Graveyard, Pallas (Kenry By.), Co. Limerick
Co. Limerick |
Burial Grounds
What survives of a Church of Ireland building demolished in 1958 amounts to a single stub of wall, barely a metre high and less than five metres long, half-lost in briars at the northern end of an ovoid graveyard in County Limerick.
The church itself stood for only 136 years before it came down; what it may have replaced could be six centuries old. That gap between the visible remains and the possible depth of the site is what gives this quiet enclosure its quietly unsettling quality.
The graveyard at Pallas in the Kenry barony is roughly oval in shape, measuring about 60 metres on its longer northwest to southeast axis and 50 metres across. Its boundary is a much-collapsed stone wall, now heavily clad in ivy. According to Seán Spellissy's 1989 account, the Church of Ireland church on the site was built in 1822 and demolished in 1958, leaving only that short section of wall at the northwest corner. The burial plots, concentrated toward the southern end, date from the mid-nineteenth century. Whether the site has older roots is genuinely uncertain. The antiquarian Thomas Johnson Westropp, writing in 1904 and 1905, suggested this may be the location of the Capella Russell, a chapel that could date back to the fifteenth century, though Chapel Russel was not formally constituted as a separate parish until the early 1980s. The connection remains unconfirmed.

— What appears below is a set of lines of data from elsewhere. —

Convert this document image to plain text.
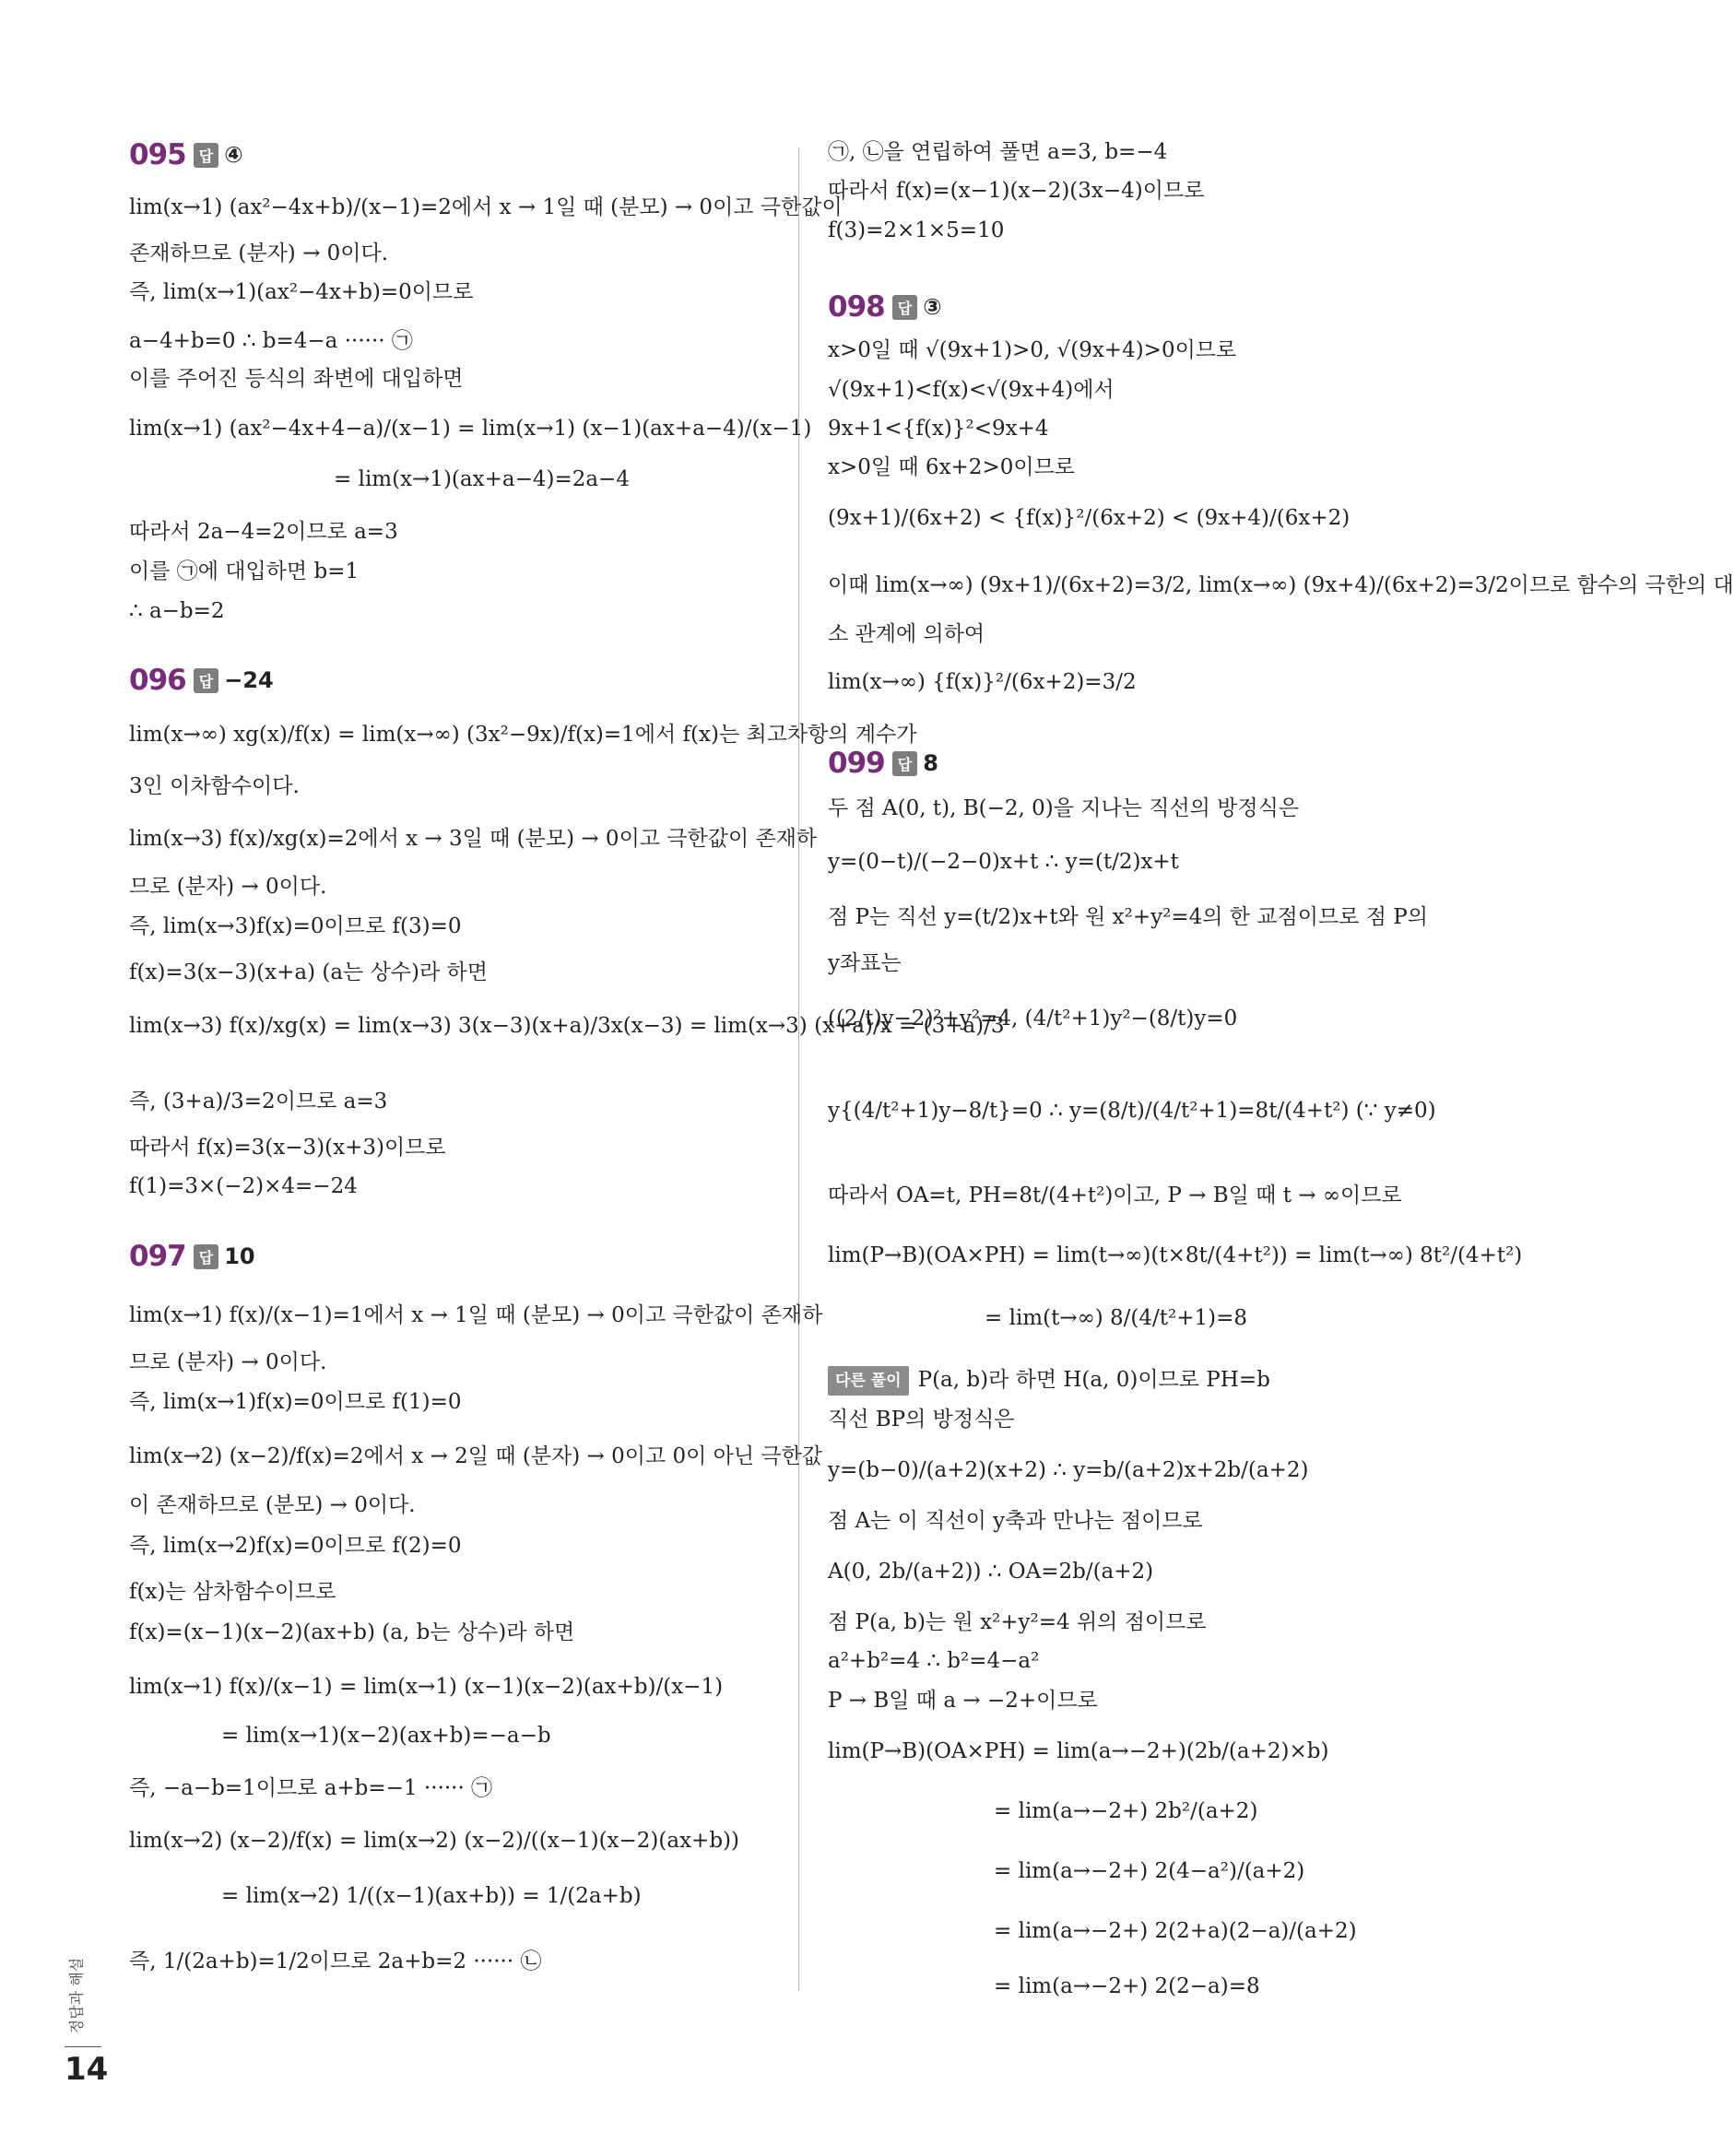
095 답 ④
lim(x→1) (ax²−4x+b)/(x−1)=2에서 x → 1일 때 (분모) → 0이고 극한값이
존재하므로 (분자) → 0이다.
즉, lim(x→1)(ax²−4x+b)=0이므로
a−4+b=0 ∴ b=4−a ······ ㉠
이를 주어진 등식의 좌변에 대입하면
lim(x→1) (ax²−4x+4−a)/(x−1) = lim(x→1) (x−1)(ax+a−4)/(x−1)
= lim(x→1)(ax+a−4)=2a−4
따라서 2a−4=2이므로 a=3
이를 ㉠에 대입하면 b=1
∴ a−b=2
096 답 −24
lim(x→∞) xg(x)/f(x) = lim(x→∞) (3x²−9x)/f(x)=1에서 f(x)는 최고차항의 계수가
3인 이차함수이다.
lim(x→3) f(x)/xg(x)=2에서 x → 3일 때 (분모) → 0이고 극한값이 존재하
므로 (분자) → 0이다.
즉, lim(x→3)f(x)=0이므로 f(3)=0
f(x)=3(x−3)(x+a) (a는 상수)라 하면
lim(x→3) f(x)/xg(x) = lim(x→3) 3(x−3)(x+a)/3x(x−3) = lim(x→3) (x+a)/x = (3+a)/3
즉, (3+a)/3=2이므로 a=3
따라서 f(x)=3(x−3)(x+3)이므로
f(1)=3×(−2)×4=−24
097 답 10
lim(x→1) f(x)/(x−1)=1에서 x → 1일 때 (분모) → 0이고 극한값이 존재하
므로 (분자) → 0이다.
즉, lim(x→1)f(x)=0이므로 f(1)=0
lim(x→2) (x−2)/f(x)=2에서 x → 2일 때 (분자) → 0이고 0이 아닌 극한값
이 존재하므로 (분모) → 0이다.
즉, lim(x→2)f(x)=0이므로 f(2)=0
f(x)는 삼차함수이므로
f(x)=(x−1)(x−2)(ax+b) (a, b는 상수)라 하면
lim(x→1) f(x)/(x−1) = lim(x→1) (x−1)(x−2)(ax+b)/(x−1)
= lim(x→1)(x−2)(ax+b)=−a−b
즉, −a−b=1이므로 a+b=−1 ······ ㉠
lim(x→2) (x−2)/f(x) = lim(x→2) (x−2)/((x−1)(x−2)(ax+b))
= lim(x→2) 1/((x−1)(ax+b)) = 1/(2a+b)
즉, 1/(2a+b)=1/2이므로 2a+b=2 ······ ㉡
㉠, ㉡을 연립하여 풀면 a=3, b=−4
따라서 f(x)=(x−1)(x−2)(3x−4)이므로
f(3)=2×1×5=10
098 답 ③
x>0일 때 √(9x+1)>0, √(9x+4)>0이므로
√(9x+1)<f(x)<√(9x+4)에서
9x+1<{f(x)}²<9x+4
x>0일 때 6x+2>0이므로
(9x+1)/(6x+2) < {f(x)}²/(6x+2) < (9x+4)/(6x+2)
이때 lim(x→∞) (9x+1)/(6x+2)=3/2, lim(x→∞) (9x+4)/(6x+2)=3/2이므로 함수의 극한의 대
소 관계에 의하여
lim(x→∞) {f(x)}²/(6x+2)=3/2
099 답 8
두 점 A(0, t), B(−2, 0)을 지나는 직선의 방정식은
y=(0−t)/(−2−0)x+t ∴ y=(t/2)x+t
점 P는 직선 y=(t/2)x+t와 원 x²+y²=4의 한 교점이므로 점 P의
y좌표는
((2/t)y−2)²+y²=4, (4/t²+1)y²−(8/t)y=0
y{(4/t²+1)y−8/t}=0 ∴ y=(8/t)/(4/t²+1)=8t/(4+t²) (∵ y≠0)
따라서 OA=t, PH=8t/(4+t²)이고, P → B일 때 t → ∞이므로
lim(P→B)(OA×PH) = lim(t→∞)(t×8t/(4+t²)) = lim(t→∞) 8t²/(4+t²)
= lim(t→∞) 8/(4/t²+1)=8
다른 풀이 P(a, b)라 하면 H(a, 0)이므로 PH=b
직선 BP의 방정식은
y=(b−0)/(a+2)(x+2) ∴ y=b/(a+2)x+2b/(a+2)
점 A는 이 직선이 y축과 만나는 점이므로
A(0, 2b/(a+2)) ∴ OA=2b/(a+2)
점 P(a, b)는 원 x²+y²=4 위의 점이므로
a²+b²=4 ∴ b²=4−a²
P → B일 때 a → −2+이므로
lim(P→B)(OA×PH) = lim(a→−2+)(2b/(a+2)×b)
= lim(a→−2+) 2b²/(a+2)
= lim(a→−2+) 2(4−a²)/(a+2)
= lim(a→−2+) 2(2+a)(2−a)/(a+2)
= lim(a→−2+) 2(2−a)=8
정답과 해설
14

The site is reached from the south, where a short tree-lined avenue leads from the road through wrought-iron gates set between ashlar piers, ashlar being dressed, precisely cut stone used here to give the entrance a degree of formality. The low briar-covered platform near the north end, measuring roughly 8.8 metres by 20.5 metres, is all that now marks the footprint of the demolished church. Visitors who know what they are looking for will find that platform, and the surviving wall fragment at its corner, more legible than they first appear. The rest requires a degree of patience with overgrowth and a willingness to read absence as carefully as presence.